A few tips will definitely help parents to deal with the unfounded fear of darkness in their child.

  1. Keep a light on: It is a good idea to keep a night light on in your child’s room. This will help to allay fear of the dark and even soothe them if they wake up at night. There are many fancy and colourful varieties available and you can encourage your child to pick out one for her room. Or you could leave the light in the hall on throughout the night.
  2. Get a dimmer light: There are some models of lights which can be dimmed when required. Start with a brighter light when your child first begins to sleep alone and then gradually reduce the brightness and make the room dimmer.
  3. Discuss his fears: Do not try to avoid his fear of the dark or simply being alone. Talk to him about his phobia. It could stem from something he saw on television. Little children are very imaginative and they carry images and create pictures of these in their minds. It could be also due to a ghost story that he heard or read. If you child says that he is afraid of ghosts don’t laugh it off (chances are that even you are!). Let him speak to you about what it is exactly that he fears. The more he talks the more absurd it will seem to him and he will get over it.

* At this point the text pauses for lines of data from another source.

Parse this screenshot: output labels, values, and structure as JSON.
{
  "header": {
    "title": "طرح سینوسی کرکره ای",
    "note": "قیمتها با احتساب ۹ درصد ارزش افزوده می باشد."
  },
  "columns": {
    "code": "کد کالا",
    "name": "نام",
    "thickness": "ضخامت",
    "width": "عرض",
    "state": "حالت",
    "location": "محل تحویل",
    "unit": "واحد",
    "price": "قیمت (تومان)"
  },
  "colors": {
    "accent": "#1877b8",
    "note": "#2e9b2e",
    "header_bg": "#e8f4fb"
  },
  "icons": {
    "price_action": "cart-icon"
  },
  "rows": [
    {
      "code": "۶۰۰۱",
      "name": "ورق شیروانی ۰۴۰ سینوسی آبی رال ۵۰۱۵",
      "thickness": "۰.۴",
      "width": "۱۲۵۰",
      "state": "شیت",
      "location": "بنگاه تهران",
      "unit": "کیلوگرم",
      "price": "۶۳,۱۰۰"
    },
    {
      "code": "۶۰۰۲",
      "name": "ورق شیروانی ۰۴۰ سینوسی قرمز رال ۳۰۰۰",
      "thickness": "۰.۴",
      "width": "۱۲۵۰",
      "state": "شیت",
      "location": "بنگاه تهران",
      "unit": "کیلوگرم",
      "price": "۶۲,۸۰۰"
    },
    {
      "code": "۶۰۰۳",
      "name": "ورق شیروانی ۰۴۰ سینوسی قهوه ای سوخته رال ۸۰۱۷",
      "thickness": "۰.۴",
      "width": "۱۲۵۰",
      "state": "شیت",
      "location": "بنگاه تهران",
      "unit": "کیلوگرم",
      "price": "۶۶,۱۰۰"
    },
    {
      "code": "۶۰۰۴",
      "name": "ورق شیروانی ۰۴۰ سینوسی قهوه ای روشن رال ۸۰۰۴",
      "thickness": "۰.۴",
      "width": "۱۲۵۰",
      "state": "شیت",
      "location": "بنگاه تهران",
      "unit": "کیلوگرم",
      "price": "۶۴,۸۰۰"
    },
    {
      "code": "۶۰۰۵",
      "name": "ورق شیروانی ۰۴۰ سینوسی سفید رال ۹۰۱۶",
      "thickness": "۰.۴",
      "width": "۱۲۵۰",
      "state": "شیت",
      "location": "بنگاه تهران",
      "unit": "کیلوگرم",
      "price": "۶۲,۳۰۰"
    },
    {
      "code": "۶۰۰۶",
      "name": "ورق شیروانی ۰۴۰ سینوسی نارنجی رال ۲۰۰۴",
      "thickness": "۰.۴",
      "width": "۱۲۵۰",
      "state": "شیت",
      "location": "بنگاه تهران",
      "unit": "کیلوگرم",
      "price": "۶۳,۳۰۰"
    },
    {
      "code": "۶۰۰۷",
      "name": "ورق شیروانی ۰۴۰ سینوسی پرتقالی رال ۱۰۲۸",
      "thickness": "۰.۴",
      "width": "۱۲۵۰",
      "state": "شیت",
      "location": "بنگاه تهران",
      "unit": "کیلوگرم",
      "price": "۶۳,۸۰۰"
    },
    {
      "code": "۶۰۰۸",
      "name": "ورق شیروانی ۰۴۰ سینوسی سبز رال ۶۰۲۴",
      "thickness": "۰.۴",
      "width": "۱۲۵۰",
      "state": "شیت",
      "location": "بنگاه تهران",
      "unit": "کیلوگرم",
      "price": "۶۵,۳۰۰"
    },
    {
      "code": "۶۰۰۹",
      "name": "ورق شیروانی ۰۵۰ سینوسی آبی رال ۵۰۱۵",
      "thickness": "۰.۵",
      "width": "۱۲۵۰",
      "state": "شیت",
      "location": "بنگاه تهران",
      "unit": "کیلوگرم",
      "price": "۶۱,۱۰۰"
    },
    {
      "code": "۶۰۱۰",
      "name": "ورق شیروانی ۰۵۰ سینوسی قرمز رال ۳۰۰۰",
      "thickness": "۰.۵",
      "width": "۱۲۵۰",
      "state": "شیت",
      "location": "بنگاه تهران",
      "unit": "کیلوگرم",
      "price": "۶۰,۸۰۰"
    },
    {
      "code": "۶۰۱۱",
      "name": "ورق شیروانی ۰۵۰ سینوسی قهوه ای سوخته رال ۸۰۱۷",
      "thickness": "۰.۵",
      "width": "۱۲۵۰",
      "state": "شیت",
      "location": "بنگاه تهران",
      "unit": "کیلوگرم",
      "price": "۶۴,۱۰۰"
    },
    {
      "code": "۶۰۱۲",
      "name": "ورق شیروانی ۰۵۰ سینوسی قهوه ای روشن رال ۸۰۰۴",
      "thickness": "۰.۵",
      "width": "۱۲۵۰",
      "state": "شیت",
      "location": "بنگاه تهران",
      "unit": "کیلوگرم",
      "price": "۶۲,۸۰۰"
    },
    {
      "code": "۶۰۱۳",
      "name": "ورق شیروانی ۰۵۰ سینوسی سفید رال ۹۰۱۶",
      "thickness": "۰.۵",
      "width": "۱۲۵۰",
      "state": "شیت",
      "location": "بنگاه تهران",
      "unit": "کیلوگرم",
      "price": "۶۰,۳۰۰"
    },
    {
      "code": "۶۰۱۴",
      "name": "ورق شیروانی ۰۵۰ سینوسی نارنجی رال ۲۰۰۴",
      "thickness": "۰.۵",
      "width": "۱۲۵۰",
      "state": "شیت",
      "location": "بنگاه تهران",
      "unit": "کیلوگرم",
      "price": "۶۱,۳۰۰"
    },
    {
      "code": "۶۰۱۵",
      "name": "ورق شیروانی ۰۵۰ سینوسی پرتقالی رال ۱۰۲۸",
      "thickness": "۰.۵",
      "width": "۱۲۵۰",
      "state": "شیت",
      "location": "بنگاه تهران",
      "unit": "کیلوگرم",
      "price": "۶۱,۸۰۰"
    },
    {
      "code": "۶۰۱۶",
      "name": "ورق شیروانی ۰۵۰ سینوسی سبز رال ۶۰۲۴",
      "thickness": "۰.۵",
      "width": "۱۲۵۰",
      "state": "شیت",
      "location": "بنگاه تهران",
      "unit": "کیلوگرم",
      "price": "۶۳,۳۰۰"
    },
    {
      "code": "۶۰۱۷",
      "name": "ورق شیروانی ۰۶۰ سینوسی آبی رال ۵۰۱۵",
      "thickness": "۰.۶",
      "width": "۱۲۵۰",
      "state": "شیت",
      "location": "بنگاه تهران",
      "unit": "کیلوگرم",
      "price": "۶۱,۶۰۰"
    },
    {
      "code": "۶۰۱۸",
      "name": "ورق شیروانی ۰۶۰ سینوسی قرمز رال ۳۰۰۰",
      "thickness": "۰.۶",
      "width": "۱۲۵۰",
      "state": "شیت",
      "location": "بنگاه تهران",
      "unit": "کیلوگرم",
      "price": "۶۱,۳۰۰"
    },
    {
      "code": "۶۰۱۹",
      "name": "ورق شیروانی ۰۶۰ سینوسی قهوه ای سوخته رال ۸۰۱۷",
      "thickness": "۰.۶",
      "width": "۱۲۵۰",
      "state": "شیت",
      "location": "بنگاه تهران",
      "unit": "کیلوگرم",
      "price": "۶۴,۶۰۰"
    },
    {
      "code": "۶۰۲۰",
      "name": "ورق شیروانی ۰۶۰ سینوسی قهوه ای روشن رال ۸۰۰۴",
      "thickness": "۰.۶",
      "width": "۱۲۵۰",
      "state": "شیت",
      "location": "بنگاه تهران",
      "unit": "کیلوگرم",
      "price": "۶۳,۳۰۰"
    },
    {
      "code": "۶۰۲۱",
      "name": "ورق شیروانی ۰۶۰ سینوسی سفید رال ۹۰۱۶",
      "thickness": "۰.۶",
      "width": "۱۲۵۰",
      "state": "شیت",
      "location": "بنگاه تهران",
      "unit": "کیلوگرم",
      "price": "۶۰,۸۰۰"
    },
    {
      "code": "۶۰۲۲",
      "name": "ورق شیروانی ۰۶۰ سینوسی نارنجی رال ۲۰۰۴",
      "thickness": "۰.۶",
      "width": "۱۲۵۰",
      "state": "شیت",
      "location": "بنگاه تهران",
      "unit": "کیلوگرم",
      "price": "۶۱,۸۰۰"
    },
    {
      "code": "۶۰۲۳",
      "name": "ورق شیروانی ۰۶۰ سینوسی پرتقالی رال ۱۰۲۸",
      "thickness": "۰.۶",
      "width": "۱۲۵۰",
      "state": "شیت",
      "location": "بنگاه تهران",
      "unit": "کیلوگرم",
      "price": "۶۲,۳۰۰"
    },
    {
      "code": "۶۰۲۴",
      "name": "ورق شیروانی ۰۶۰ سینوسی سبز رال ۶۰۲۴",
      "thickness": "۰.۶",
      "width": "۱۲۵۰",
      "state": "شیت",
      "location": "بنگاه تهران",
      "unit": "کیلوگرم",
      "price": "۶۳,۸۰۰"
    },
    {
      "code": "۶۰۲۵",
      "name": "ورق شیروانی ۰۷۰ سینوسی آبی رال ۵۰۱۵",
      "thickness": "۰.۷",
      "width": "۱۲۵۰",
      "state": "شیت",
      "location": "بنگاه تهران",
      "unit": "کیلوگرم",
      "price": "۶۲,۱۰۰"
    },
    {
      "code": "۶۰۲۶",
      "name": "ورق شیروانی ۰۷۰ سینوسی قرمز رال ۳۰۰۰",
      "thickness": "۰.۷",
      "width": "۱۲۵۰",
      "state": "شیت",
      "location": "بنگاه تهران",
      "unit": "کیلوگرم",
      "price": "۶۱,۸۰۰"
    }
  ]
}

  4. Tell her about God: Speak to your child about God and how God is omnipresent. Keep a picture of God on her bedside table. Ask her to say a prayer at night before she falls asleep.
  5. Be there for her: Initially when she starts to sleep alone, be there. Read together for sometime and lie down beside her until she falls asleep. Leave her door ajar and yours too so that she knows that she can call out to you at night.
  6. Give incentives: When he begins to sleep alone, give him small incentives for each night that he sleeps alone. He could still sleep with you on certain days of the week, like on weekends. This will encourage him to sleep alone the rest of the week.
  7. Dark room: Sometimes sit with him in a dark room and talk together. When it begins to get dark after sundown, do not switch on the light immediately. Let him get used to being in the dark for longer periods.
  8. Monitor television programmes: Do not let your child watch horror movies or movies with violence. In fact very young children should not be allowed to watch television at all as you never know what disturbs them. Cartoons are alright for them. Stick to watching comedies, until your child is old enough to conquer his fears.  

Fear of the dark is common and should be dealt with patiently. As parent it is our duty to dissuade this fear as the child grows up. Dealing with the fear will help the child to be brave and confident.